Idempotence prevents the creation of duplicate data when data syncs fail. For the sake of efficiency, data warehouses load records by batches rather than individual records. This also means that progress is recorded by the batch rather than individual record. When a data integration sync is interrupted, it is often impossible to pinpoint the precise record that was being processed at the time of failure, which means that in order to resume the sync, the data pipeline must start at the beginning of the most recent batch. This means that some data that has already been processed must be processed again.
Challenges of resuming a broken sync without idempotence
Suppose you have the following four batches of data to be synced to a data warehouse. The first batch has been completed, and the sync (green bar) is partway through the second batch. The cursor (red arrow) that tracks progress is currently set to the end of the first batch.
All records from the first batch (“foo,” “bar,” “baz,” “qux,” and “corge”), and some from the second batch (“grault,” “garply,” and “waldo”), have been loaded:
Then, the sync is interrupted:
When it resumes again, the data pipeline refers to the cursor, recognizing that the first batch has been completed but that the second batch has not. The second batch must restart.
As the second batch completes, the cursor is updated to the end of the second batch.
Records that were previously synced from the second batch (in this case, “grault,” “garply,” and “waldo”) are reintroduced to the destination (red rows). Without idempotence, the records are duplicated:
By contrast, with idempotence, every unique record is properly identified and there is no duplication.
Failures can be “hard” or “soft.” The illustrations above refer to a hard failure, meaning the program quits due to an exception, forcing the system to resume again from a place indicated by the cursor.
A “soft” failure is more pernicious inasmuch as the data sync does not fail but corrupted data is loaded to the destination. Soft failures require human intervention and thorough investigation to identify a cursor from the past to roll back to. Without idempotence, this can mean that both the correct and incorrect values of the corrupted records coexist in the destination at the same time, not to mention duplicates of any correct records within the resynced range.
Where can data integration fail?
Failures can take place at any of the following three stages of the modern data stack:
- Source: A data source unexpectedly becomes unavailable, interrupting the sync.
- Pipeline: Sometimes the pipeline itself hiccups and stops working.
- Destination: Failed queries to a data warehouse can interrupt syncs, as can upgrades and migrations.
The common theme to all of these failures, as illustrated above, is that data values that have already been loaded are reintroduced to the destination, potentially creating duplicate or conflicting values.
Sources can become temporarily or permanently unavailable. Temporary failures can result from network or query failures. Permanent failures can cause failovers, meaning that a resource unexpectedly becomes completely unavailable, causing that resource to switch to a secondary, backup copy of itself.
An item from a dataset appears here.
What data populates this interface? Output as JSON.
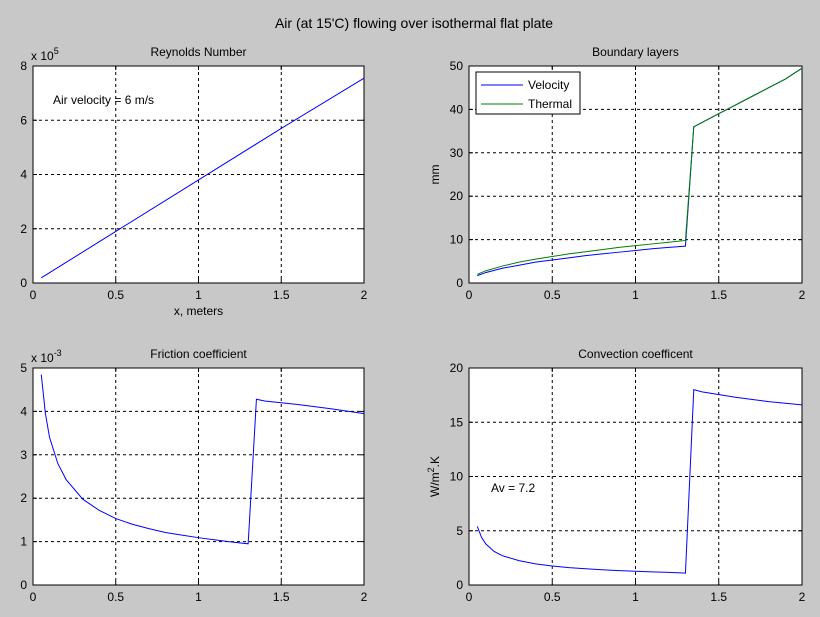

As the pipeline switches to the backup resource, some records that were already fetched may be fetched again.
Pipeline failures are the most common type of failure. In general, pipeline failures are the result of:
- Infrastructure stoppages (i.e. servers going down)
- Wrong or missing credentials
- Resource limitations (i.e. memory leaks)
- Software bugs
Anyone who has operated a data pipeline, particularly a traditional ETL flow, knows how common failures can be in practice. Even simpler and more durable ELT pipelines periodically suffer stoppages.
Destination failures and migrations
Syncs sometimes fail at the destination as a result of failed queries. Queries can fail because of resource constraints – a node may be too busy, or there may be scheduled downtime.
In addition, organizations periodically upgrade or migrate from one destination to another. This process typically involves maintaining the data pipeline running to the old destination so that it remains operational while the new one is being configured. This new destination will be populated with a copy of the data from the old destination, but in order to ensure that no updates are lost, you will need to rewind the cursor such that some of the same records will be reintroduced to the destination.
Idempotence means self-correction
The common theme to each failure described above is that recovery requires rolling back to some previous cursor, reintroducing some number of records to a destination. Without idempotence, this reintroduction will cause records to be duplicated, undermining the integrity of the data repository. Human intervention is usually necessary in order to fix these data integrity issues.
With idempotence and the ability to uniquely identify records, there is no duplication or any of the associated downstream problems. Although source, pipeline, and destination failures are inevitable, an idempotent data pipeline is essentially self-correcting, largely eliminating the need for humans to engage in data integrity forensics.